Open fone626 opened 1 month ago

fone626 commented 1 month ago

When you set a value curve to random and the number of points to a low number, in my case, 1, the graph shows a randomly chosen flat line, so I expect the value to be randomly chose but stay flat for the length of the effect, but what you actually get is a new random number per frame so your effect jumps around violently. This appears to affect all the value curves for all the effects (at least all the ones I've tested).

Steps to reproduce the behavior: Create a new sequence select any effect, but in my case single strand set Chase types to static left-right Then set the value curve on offset to random and then number of points to 1. the graph will show a flat line. after clicking OK the preview will show a line randomly jumping all over the model, instead of just picking a random location and not moving for the duration of the effect.

derwin12 commented 1 month ago

it recalcs a random number on each frame. Not saying that is right, but that appears to be what the code does.

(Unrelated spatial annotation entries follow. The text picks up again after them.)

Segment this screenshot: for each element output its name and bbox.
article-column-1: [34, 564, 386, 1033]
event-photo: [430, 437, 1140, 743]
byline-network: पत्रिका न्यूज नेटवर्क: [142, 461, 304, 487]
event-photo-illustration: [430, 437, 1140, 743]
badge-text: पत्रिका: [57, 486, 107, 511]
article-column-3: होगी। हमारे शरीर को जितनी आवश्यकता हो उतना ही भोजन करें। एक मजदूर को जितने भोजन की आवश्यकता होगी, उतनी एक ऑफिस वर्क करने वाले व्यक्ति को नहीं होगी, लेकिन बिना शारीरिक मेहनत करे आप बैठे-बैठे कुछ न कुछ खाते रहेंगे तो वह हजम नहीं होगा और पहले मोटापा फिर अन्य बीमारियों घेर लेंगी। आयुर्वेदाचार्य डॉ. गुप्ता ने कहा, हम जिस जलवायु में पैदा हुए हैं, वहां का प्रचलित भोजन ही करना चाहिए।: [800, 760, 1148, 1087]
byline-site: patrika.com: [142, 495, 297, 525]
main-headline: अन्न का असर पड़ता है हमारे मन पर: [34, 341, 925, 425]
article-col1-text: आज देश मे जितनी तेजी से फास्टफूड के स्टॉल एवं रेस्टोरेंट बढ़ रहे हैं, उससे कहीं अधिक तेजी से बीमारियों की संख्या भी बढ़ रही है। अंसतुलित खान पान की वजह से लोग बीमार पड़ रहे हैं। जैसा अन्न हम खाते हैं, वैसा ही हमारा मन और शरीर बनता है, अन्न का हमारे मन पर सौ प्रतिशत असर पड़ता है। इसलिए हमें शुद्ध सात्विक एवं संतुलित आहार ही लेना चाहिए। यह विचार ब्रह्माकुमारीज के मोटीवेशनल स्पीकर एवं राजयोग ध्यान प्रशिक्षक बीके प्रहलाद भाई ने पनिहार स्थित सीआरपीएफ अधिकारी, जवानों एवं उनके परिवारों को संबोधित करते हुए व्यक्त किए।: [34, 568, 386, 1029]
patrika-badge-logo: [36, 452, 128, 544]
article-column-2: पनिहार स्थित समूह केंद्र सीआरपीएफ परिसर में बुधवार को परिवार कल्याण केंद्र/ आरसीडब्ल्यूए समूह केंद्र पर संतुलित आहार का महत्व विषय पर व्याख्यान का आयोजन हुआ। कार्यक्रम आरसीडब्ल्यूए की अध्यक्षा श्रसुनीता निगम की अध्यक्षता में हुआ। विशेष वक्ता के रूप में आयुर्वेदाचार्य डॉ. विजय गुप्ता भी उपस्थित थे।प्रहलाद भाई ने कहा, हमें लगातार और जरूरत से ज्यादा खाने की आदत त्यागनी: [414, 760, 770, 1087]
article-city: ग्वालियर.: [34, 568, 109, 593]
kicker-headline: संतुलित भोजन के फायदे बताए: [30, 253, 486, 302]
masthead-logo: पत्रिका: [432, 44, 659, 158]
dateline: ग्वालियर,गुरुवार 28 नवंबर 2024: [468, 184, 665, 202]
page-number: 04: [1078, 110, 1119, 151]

fone626 commented 1 month ago

That's what I was guessing, but it doesn't do what it visually says it will do, and if it's going to recalculate at every frame there is no point in having the points setting. It appears to be working incorrectly to what was intended but if it is then can a setting be added to not recalculate every frame, because it would make it a lot more useful to everyone.

kylegrymonprez commented 1 month ago

I added https://github.com/xLightsSequencer/xLights/pull/4858 which should be something that can be used here. Generate a new timing track and mess with the values to 'look' random. Then this can be pointed to using the timing track in the value curve setting.

fone626 commented 1 month ago

I added #4858 which should be something that can be used here. Generate a new timing track and mess with the values to 'look' random. Then this can be pointed to using the timing track in the value curve setting.

While useful, a randomized timing track doesn't accomplish what I need for my use case.